Hey all. Just an update to let you know I'm still around.
I apologize to everyone whose emails or comments haven't been answered yet...I'm still considering myself on a break, and part of that break for me is to wait to answer all those messages until I'm in the right mood. I do plan on continuing the blog. It's not retired yet. In fact, I've even taken some steps towards getting it going again. But I'm not ready to start yet.
When will I be ready? The problem right now is that there are other areas of my life that need a lot more of my focus for the time being. Also, life has me pretty stressed out right now, and I have a hard time getting in a kinky mindset when I'm not relaxed. So when I'm in a place where I can feel relaxed again, perhaps when I feel like I'm in a more secure place career-wise, I'll start the blog up again.

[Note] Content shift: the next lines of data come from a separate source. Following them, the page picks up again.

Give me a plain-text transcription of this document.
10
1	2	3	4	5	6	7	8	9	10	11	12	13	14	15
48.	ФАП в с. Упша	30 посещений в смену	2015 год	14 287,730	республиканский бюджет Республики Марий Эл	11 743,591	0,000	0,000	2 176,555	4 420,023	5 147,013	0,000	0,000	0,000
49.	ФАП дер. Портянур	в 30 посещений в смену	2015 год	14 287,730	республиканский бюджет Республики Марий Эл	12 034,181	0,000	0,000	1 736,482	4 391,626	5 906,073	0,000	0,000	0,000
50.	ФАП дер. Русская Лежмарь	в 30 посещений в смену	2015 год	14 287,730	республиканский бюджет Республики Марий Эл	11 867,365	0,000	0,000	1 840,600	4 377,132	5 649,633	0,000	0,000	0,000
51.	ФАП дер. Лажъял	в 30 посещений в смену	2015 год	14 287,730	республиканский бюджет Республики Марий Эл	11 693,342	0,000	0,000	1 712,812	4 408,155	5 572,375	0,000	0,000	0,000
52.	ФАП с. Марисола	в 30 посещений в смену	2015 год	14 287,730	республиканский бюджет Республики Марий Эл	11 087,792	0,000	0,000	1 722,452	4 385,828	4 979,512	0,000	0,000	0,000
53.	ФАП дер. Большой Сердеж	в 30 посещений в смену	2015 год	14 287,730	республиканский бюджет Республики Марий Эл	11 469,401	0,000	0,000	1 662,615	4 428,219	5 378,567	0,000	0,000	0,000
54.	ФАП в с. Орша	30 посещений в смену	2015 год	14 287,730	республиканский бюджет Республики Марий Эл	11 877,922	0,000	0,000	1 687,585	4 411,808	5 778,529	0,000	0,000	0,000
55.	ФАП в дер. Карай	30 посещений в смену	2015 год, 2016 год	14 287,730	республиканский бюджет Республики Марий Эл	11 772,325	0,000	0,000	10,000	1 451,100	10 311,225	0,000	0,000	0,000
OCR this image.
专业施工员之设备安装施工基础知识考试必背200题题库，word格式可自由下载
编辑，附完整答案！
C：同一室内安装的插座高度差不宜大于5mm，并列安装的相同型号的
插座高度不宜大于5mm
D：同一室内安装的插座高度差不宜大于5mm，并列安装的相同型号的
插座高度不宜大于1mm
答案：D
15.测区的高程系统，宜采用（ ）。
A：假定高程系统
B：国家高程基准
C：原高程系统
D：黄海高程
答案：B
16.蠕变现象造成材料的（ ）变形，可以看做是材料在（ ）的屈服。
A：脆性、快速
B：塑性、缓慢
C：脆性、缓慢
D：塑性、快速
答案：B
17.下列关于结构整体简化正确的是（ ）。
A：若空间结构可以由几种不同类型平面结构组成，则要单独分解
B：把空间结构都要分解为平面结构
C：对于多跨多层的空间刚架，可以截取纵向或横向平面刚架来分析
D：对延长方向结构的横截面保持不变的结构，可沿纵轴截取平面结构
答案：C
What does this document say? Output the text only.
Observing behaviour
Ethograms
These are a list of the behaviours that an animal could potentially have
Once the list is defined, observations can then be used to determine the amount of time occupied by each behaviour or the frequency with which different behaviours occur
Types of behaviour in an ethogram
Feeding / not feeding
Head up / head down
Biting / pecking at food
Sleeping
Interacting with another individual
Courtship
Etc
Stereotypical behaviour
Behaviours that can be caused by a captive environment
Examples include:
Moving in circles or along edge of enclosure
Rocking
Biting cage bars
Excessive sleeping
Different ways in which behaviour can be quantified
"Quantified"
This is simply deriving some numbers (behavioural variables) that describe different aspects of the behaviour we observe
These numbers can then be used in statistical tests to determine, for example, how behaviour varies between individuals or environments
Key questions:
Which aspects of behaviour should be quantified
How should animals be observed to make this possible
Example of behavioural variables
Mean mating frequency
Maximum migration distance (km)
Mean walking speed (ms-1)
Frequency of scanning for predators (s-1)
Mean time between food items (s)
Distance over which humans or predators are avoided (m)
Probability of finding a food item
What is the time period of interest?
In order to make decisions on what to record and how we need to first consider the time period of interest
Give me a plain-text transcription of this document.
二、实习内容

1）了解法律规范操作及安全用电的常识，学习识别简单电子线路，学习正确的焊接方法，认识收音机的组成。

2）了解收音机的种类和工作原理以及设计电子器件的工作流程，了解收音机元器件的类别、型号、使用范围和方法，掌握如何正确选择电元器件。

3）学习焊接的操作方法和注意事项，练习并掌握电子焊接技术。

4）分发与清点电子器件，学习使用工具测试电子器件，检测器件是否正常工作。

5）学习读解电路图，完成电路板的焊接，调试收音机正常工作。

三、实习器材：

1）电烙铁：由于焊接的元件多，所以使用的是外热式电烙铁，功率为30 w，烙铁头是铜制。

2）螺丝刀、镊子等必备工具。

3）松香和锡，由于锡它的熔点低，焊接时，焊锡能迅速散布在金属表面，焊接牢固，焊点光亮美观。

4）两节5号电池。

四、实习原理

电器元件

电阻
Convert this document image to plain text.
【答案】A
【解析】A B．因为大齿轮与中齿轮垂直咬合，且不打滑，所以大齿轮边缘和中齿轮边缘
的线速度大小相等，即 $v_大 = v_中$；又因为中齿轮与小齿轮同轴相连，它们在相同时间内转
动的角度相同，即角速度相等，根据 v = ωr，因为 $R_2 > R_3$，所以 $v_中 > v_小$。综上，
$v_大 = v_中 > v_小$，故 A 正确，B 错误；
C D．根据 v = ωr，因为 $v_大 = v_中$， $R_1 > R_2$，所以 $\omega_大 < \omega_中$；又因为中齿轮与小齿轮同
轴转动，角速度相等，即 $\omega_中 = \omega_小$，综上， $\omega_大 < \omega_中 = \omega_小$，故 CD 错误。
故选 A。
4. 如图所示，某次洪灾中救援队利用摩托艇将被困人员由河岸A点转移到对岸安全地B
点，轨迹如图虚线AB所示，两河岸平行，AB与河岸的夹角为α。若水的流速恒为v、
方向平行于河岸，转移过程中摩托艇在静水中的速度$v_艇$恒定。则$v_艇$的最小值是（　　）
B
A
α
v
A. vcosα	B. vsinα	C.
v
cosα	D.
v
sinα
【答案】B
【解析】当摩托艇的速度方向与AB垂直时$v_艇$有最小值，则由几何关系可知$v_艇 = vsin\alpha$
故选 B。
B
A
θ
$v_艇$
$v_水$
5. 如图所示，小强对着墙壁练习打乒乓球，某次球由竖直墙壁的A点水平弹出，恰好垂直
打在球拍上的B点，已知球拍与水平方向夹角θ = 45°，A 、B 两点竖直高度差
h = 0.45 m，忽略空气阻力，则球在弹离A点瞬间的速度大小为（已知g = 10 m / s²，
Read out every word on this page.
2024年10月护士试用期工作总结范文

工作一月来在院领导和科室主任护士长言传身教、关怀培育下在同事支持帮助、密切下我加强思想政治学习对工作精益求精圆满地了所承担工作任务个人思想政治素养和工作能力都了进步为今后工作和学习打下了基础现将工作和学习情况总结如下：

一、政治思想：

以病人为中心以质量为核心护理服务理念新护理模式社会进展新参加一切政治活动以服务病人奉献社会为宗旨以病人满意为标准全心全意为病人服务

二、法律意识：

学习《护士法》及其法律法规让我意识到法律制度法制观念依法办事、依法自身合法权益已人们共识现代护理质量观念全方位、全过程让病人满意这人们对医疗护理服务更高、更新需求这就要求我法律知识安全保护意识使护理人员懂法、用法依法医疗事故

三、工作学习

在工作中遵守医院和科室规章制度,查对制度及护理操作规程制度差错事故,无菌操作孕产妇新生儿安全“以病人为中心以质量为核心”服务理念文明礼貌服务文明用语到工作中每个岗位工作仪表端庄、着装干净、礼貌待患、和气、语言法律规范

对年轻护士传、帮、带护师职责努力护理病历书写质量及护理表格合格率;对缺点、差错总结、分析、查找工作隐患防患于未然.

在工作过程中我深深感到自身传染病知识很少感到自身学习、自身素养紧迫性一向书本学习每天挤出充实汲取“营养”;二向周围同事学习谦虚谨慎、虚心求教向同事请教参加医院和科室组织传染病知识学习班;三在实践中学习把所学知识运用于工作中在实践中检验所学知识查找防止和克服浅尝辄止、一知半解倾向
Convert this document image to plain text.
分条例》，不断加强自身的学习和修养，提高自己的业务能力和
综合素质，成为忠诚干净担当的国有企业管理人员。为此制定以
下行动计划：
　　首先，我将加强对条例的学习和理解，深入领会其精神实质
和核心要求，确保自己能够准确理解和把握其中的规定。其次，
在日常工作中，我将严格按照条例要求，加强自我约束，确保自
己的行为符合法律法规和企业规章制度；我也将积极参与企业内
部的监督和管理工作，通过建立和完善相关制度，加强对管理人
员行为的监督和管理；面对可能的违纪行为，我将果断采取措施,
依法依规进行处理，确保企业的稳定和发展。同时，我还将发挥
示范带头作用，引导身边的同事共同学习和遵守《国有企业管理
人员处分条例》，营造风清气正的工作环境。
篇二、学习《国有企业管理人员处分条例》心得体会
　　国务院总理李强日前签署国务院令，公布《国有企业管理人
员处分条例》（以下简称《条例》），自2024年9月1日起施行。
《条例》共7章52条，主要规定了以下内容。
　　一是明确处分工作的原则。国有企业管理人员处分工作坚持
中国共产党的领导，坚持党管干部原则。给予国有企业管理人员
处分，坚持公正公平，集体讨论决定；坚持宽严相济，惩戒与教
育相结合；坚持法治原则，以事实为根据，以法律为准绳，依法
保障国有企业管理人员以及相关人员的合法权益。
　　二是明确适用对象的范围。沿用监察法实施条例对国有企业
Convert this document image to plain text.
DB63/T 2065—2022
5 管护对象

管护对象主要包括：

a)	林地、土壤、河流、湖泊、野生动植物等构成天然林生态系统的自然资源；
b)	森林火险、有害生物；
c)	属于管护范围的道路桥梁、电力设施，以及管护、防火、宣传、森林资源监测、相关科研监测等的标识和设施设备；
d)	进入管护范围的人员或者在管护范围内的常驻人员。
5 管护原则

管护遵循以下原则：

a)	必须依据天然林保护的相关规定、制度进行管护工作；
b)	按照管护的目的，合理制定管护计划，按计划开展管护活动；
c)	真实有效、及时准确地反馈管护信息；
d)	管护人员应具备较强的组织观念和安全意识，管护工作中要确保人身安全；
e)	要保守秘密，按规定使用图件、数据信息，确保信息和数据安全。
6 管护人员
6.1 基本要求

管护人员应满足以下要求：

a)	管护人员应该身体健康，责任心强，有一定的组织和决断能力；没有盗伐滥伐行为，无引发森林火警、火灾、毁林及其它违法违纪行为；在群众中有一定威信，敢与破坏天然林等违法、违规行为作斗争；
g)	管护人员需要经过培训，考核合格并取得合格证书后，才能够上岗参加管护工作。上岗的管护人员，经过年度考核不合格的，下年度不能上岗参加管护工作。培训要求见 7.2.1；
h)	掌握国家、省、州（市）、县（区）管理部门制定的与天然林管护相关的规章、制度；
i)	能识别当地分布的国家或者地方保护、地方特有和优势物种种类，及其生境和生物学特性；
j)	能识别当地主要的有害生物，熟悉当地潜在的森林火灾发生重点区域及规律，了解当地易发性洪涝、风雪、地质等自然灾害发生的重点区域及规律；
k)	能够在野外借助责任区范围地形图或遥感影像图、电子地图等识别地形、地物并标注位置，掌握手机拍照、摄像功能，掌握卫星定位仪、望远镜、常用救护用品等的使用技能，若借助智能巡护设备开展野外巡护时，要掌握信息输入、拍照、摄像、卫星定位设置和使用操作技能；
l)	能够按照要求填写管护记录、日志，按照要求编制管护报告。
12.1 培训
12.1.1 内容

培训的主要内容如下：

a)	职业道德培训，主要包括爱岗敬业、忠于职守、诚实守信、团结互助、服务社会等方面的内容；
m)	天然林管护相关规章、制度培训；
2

There's also something else I'd like to talk about briefly. I'm not sure how many of you know, but I have a history of issues with depression/anxiety. I've been on almost every popularly prescribed depression/anxiety med at one point or another, and the problem is they all have their side effects. With any med, its about asking whether the side effects are worth the trade-off of lessened anxiety or depression.
Currently I'm not on any depression/anxiety meds (the negative side-effects just didn't seem worth it to me) and haven't been for quite some time. And I think I'm doing fairly well without them. What I've come to realize, though, is the effect that the meds have possibly had on the blog at different points.
Sometimes side-effects aren't necessarily negative, and with a few meds I've been on, I've experienced an increased libido. In fact, I think that's partly what led to me starting this blog in the first place...being asexual (or kinksexual), having an increased libido and nowhere to direct it meant increased kinky desires, and an increase in a desire to talk about those desires. In hindsight, it also likely led to some risky behavior on my part, not being as safe as I should have with some of my early experiences exploring bondage IRL. Maybe one day I'll go into more detail on that end of things, but not right now.
My point is just that I'm a different person now, and I've been reevaluating what this blog means to me. But as of right now, the plan is still to pick it up again at some point. Just not yet.
December 28 2011, 09:19:13 UTC 4 months ago
Good thoughts and keep well :)
December 29 2011, 06:18:31 UTC 4 months ago
There's also this weird thing where a lot of artsy people feel strongly compelled to share their kinky stories when they're 20-something, and then sometime around 30 they start to feel more embarrassed about sharing it all. It happened to me, and other people have talked about it. I'm not ashamed of the stuff I've done and I kinda WANT to keep on sharing it, but part of me feels like I need to be more private, it's like some dormant privacy gene activated or something. It's like you wanna have a big confession party when you're 25, and then around 33 or so you wake up with a big hangover.
December 30 2011, 00:50:08 UTC 4 months ago
December 31 2011, 04:30:22 UTC 4 months ago
I look forward to reading the blog again soon.